First of all, something that can happen when you put a map down in front of the players is that. Everything. Just. Stops. Everybody leans in and starts planning tactics like a football team making their gameplan before the match starts (assuming that's not just a thing they do in movies about football). It's the same thing that irritates me about rolling and assigning initiative (though, admittedly, it gives the GM time to sort out the action order and his notes before starting the combat); it breaks the flow of things and sucks all the energy out of the scene.

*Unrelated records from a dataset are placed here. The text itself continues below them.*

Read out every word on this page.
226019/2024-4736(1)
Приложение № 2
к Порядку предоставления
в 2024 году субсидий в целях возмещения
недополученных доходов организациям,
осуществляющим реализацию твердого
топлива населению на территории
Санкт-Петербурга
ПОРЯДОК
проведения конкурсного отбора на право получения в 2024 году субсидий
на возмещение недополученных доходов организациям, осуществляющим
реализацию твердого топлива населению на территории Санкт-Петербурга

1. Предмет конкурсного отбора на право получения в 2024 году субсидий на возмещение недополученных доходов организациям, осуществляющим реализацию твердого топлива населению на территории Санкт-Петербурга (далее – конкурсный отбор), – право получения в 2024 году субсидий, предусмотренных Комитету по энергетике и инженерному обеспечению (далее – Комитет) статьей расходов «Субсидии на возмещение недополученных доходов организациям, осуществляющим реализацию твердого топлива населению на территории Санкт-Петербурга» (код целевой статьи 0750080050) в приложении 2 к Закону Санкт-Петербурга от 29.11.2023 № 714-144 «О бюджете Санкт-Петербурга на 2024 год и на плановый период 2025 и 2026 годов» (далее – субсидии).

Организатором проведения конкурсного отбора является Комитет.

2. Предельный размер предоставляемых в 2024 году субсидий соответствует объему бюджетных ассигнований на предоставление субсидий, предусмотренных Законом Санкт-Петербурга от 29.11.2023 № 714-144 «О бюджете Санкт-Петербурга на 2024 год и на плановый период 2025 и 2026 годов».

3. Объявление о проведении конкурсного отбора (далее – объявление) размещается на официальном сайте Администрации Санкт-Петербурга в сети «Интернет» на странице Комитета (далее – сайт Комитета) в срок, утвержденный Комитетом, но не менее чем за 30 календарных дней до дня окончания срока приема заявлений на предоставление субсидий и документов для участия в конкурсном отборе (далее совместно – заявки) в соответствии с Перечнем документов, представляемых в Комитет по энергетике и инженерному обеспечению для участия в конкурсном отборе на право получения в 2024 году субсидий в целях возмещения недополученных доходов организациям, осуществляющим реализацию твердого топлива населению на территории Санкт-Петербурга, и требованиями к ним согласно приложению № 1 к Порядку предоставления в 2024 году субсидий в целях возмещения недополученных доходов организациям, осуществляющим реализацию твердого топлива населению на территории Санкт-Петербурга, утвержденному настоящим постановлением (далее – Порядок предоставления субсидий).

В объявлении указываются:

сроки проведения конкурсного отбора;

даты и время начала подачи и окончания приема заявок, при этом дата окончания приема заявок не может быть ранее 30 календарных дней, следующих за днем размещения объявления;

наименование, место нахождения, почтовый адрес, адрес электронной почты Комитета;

Second, and this is really a personal thing: I just hate drawing maps. Never mind that I can't get the scaling right - that barely matters in games like Fate Core, where ranges are more abstract - but I just have no idea how a proper building should be laid out, beyond extrapolating from what I know of buildings I've actually been in. To be fair, though, I'm sure that's not just me. Unless you happen to be a GM who is also an architect, chances are you'll be playing it as much by ear as I am. And again, you probably don't need to worry too much about realism when laying out your dungeon or your secret underground laboratory (which I'm probably going to have to do for my Firefly finale). Still, it's a chore that irks me no end, and nowadays if I do end up using maps they tend to be quick sketches done on the spot.
They can get really messy too as they're updated over the course of a battle though, with scribbled out enemy dots and ghostly remnants of dots rubbed out to reflect their movement across the battlefield. The only way to avoid that is perhaps to invest in a dry-erase board (or a Noteboard, which I'm considering getting myself), but even those can get messy with ink that won't rub out properly.

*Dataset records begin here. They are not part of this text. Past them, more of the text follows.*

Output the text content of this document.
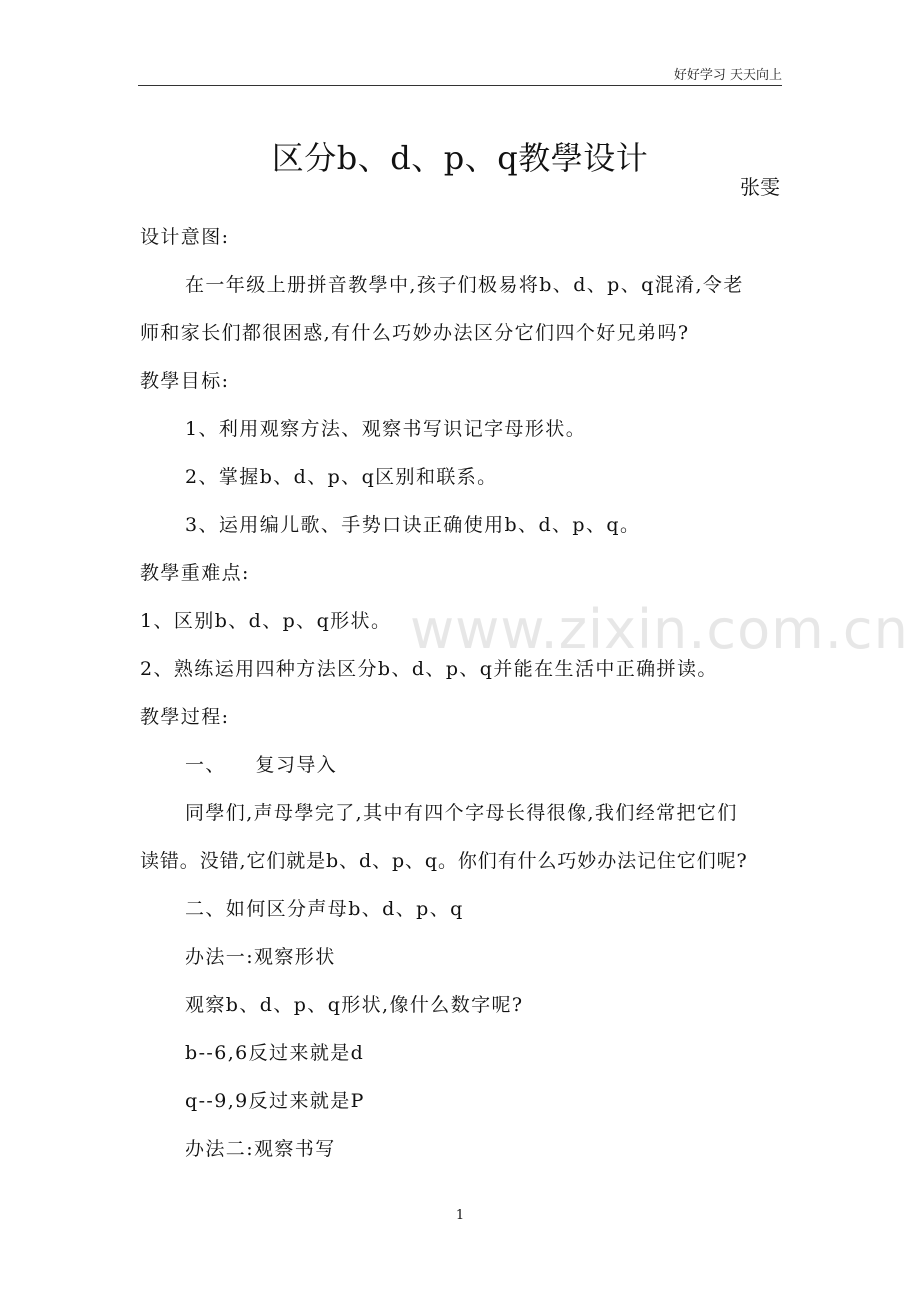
好好学习 天天向上
www.zixin.com.cn
区分b、d、p、q教學设计
张雯
设计意图:
在一年级上册拼音教學中,孩子们极易将b、d、p、q混淆,令老
师和家长们都很困惑,有什么巧妙办法区分它们四个好兄弟吗?
教學目标:
1、利用观察方法、观察书写识记字母形状。
2、掌握b、d、p、q区别和联系。
3、运用编儿歌、手势口诀正确使用b、d、p、q。
教學重难点:
1、区别b、d、p、q形状。
2、熟练运用四种方法区分b、d、p、q并能在生活中正确拼读。
教學过程:
一、    复习导入
同學们,声母學完了,其中有四个字母长得很像,我们经常把它们
读错。没错,它们就是b、d、p、q。你们有什么巧妙办法记住它们呢?
二、如何区分声母b、d、p、q
办法一:观察形状
观察b、d、p、q形状,像什么数字呢?
b--6,6反过来就是d
q--9,9反过来就是P
办法二:观察书写
1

That said, I do see the value of maps as a tool in running combat sequences, having been on the player's side of games where the GM has made use of them. They help the players get a better idea of their surroundings and their position relative to the bad guys and one another, which is really important in order to decide where your character is going to go and what they're going to do within the combat.
With regard to initiative, at least there are methods of determining it that I find simpler and more tolerable than the traditional method, though it may not always be appropriate to adapt those for other systems. With regard to my pet peeve of sketching maps...I guess that's just something I'm going to have to learn to get over.